冷戦末期、米ソ情報機関が入り乱れる謀略戦の結末は……?
『テトリス・ペレストロイカ』天田洋介
テトリスというゲームは、ほとんどの方がご存知だろう。このソ連生まれのゲームが日本にも上陸し、ブームを巻き起こしていた1990年ごろを背景とした物語である。
荒川亮が率いる双六通商は、駄菓子屋の経営から中古品の輸出入まで手がける零細企業。だが、その正体はアメリカの国家安全保障局(NSA)の末端組織だった。ある日、中古品を載せたアメリカから届けられたコンテナの奥に、白人の少女が一人きりで潜んでいた。彼女の名前はラウラ。父のボリスラーフは、もともとはソ連からの亡命者で、その後CIAに所属し、亮とも顔見知りであった。そして、彼女が携えていたノートには、奇妙な図形が描かれていた……。
と、ここまではほんの序盤。ラウラの身柄と秘密の図形をめぐる争奪戦は、やがて海を越えて、歴史的な事件の背後へとつながっていく。

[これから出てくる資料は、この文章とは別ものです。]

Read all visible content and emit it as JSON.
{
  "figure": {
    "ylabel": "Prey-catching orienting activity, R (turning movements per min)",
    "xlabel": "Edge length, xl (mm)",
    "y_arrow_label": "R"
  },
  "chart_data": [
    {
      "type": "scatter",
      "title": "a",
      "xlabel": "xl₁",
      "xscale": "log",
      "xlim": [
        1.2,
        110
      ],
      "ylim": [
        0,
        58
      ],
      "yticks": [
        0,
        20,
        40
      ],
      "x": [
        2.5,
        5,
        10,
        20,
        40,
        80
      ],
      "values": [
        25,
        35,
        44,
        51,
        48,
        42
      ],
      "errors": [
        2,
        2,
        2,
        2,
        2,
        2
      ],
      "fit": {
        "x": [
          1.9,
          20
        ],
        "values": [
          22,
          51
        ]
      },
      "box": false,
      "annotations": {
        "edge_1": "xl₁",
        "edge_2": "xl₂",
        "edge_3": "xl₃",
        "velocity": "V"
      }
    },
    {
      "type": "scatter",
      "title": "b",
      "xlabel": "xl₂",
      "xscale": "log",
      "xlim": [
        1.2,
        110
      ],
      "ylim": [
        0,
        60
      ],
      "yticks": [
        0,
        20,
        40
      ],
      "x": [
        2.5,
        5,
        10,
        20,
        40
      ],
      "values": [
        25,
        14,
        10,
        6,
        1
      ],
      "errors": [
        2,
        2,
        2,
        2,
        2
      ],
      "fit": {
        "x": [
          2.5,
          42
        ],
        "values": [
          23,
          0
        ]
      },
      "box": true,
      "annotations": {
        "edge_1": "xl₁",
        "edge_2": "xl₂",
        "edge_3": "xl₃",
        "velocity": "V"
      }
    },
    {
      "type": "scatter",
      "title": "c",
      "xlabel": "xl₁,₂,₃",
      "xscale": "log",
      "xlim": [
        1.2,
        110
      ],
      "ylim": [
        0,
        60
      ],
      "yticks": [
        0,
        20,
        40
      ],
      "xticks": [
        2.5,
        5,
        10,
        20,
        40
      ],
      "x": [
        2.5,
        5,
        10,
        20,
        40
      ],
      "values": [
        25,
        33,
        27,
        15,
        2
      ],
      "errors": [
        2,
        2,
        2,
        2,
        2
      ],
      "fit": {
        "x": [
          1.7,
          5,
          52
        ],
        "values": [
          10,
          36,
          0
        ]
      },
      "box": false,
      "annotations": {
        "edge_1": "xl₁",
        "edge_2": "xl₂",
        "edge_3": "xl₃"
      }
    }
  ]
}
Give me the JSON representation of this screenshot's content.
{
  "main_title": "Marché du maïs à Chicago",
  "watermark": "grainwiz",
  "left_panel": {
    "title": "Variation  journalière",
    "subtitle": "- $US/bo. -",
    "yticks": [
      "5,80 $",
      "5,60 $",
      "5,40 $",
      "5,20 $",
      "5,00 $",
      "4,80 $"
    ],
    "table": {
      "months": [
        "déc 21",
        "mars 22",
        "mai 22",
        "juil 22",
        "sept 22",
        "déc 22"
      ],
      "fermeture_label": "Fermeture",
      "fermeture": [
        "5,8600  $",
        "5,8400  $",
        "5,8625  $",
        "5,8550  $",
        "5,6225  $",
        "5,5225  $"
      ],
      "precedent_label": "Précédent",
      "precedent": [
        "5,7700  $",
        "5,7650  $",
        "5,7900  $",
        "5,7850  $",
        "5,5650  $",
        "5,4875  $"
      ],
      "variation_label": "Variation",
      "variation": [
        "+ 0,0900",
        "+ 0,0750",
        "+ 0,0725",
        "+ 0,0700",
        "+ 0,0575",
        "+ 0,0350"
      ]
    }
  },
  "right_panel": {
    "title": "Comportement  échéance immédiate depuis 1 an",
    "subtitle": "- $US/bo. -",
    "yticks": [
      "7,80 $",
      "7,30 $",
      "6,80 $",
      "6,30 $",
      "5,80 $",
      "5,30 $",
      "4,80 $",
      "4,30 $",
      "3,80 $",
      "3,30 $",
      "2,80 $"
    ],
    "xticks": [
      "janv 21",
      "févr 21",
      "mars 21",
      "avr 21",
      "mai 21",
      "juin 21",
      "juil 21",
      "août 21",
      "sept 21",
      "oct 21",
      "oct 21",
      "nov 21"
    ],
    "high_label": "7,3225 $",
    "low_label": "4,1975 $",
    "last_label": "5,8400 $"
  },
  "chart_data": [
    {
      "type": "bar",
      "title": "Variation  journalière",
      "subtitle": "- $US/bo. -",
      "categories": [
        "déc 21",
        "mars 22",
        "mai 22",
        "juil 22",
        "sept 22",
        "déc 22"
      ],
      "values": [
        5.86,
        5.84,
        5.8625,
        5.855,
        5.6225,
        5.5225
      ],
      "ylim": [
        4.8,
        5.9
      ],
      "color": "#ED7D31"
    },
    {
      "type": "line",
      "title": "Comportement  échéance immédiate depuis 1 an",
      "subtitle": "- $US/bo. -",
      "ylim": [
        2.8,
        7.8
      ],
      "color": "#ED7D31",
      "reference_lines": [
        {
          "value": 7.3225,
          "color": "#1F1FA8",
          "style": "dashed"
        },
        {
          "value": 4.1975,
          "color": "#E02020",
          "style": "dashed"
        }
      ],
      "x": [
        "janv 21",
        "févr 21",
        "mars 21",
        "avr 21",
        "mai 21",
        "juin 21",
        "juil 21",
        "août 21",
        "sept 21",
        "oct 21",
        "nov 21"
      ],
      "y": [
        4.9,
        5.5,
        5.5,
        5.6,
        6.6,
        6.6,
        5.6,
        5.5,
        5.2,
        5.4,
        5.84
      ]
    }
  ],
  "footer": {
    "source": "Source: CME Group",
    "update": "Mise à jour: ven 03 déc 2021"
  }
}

商売人でもあるスパイと、頭の回転が速い少女が、謀略の渦巻く中で巧妙に立ち回る。冷戦が終結に向かい、ソ連が解体へと向かう時代。作中の対立構造も、アメリカのCIAとソ連のKGBが対峙するという単純なものではない。アメリカ側もソ連側も決して一枚岩ではなく、さまざまな思惑や主義主張を抱えた者たちの複合体なのだ。
入り組んだ状況を描きつつ、物語そのものは、亮とラウラの冒険を中心に据えたシンプルなものに仕上がっている。
現代の視点から描いた、およそ30年前の物語。ラストの着地に、その後の世界の変化が重なり合う。